In Bratislava, Slovakia, local governments are currently facing significant challenges following the government’s decision to freeze €200 million in EU funds. The Minister of Investments, Samuel Migač, highlighted that municipalities are not adequately prepared to draw these funds, with only 56% of approved project intentions, 32% of applications for non-repayable financial assistance, and a mere 12% in contracting. This situation prompted frustration from municipalities, which argue that the reason for the slow absorption is related to delays in programming periods and lengthy checks, rather than any inefficiency on their part. On June 23, local government representatives expressed their discontent at a press conference, claiming the freeze is an unfair decision that negatively impacts their relationship with the national government. Jozef Božík, chairman of the Association of Towns and Municipalities of Slovakia (ZMOS), emphasized that this funding is essential for the citizens in the regions, not just for local officials. Despite the adverse effects anticipated from the freeze, the ministries are under pressure to speed up processes, which have created roadblocks for drawing the needed funds.
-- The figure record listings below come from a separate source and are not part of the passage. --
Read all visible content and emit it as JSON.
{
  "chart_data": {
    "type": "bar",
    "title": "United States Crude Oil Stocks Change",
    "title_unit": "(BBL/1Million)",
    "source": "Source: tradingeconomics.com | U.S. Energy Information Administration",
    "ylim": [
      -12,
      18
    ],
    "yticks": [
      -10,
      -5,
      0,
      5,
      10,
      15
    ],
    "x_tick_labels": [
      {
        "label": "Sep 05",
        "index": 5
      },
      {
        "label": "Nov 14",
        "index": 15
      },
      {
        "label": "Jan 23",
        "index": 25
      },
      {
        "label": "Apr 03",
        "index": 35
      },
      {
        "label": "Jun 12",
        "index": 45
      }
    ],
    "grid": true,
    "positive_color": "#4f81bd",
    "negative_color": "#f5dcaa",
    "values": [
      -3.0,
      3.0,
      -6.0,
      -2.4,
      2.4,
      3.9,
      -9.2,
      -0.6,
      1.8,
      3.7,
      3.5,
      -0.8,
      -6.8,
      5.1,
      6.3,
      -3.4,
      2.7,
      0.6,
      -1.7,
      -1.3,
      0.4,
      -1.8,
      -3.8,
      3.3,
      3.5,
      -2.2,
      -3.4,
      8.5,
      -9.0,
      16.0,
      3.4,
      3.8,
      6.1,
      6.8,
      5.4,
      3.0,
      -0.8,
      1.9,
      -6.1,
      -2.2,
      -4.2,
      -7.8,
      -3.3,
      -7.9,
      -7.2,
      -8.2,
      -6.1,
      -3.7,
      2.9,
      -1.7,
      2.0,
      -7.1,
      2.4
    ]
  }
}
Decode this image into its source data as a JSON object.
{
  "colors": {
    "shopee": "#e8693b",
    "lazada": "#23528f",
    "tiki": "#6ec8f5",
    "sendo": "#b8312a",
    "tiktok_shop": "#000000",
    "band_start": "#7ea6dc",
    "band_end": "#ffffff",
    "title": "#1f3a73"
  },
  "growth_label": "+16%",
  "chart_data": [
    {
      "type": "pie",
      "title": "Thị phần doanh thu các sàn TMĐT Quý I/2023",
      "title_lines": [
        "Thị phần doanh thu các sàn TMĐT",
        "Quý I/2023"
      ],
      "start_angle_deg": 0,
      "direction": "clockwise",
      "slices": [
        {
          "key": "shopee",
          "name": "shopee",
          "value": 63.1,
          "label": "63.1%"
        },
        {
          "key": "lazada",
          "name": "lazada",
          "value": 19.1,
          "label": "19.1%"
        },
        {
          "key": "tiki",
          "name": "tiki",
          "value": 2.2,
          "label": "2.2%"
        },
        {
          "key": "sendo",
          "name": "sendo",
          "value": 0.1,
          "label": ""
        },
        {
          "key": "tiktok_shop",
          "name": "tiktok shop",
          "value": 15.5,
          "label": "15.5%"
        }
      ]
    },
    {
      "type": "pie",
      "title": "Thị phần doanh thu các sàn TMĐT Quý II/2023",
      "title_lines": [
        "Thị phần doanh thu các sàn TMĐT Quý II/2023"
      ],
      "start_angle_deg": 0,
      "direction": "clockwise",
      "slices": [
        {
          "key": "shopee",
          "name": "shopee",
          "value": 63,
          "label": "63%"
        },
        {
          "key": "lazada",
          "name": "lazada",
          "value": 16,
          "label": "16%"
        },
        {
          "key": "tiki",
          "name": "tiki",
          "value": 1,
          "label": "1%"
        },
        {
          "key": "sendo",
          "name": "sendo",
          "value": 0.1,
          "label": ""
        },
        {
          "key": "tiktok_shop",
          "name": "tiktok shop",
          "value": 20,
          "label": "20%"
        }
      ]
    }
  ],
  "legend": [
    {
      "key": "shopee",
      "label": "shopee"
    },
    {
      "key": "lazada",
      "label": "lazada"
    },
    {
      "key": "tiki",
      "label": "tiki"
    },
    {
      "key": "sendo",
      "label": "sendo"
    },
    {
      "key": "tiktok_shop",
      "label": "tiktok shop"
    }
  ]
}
He also noted that the funding fundamentally impacts ongoing projects and community development. The government, however, defends its decision as a necessary measure to avoid the risk of losing unutilized funds. Migač acknowledged the need for municipalities to be more proactive and effective in drawing down available financial assistance. This freeze entails a temporary measure affecting €1.26 billion from EU funds until the municipalities improve their performance. The local governments are now actively seeking a meeting with top constitutional officials to discuss revoking the freeze and highlight the urgent need for these funds for local development. Local representatives argue that they need to work as partners with the national government rather than as subordinates, underscoring their commitment to community needs over bureaucratic inefficiencies. They intend to appeal to the European Parliament should negotiations with the government fail, showing the increasing tension between local and national authorities regarding resource allocation and management of EU funds.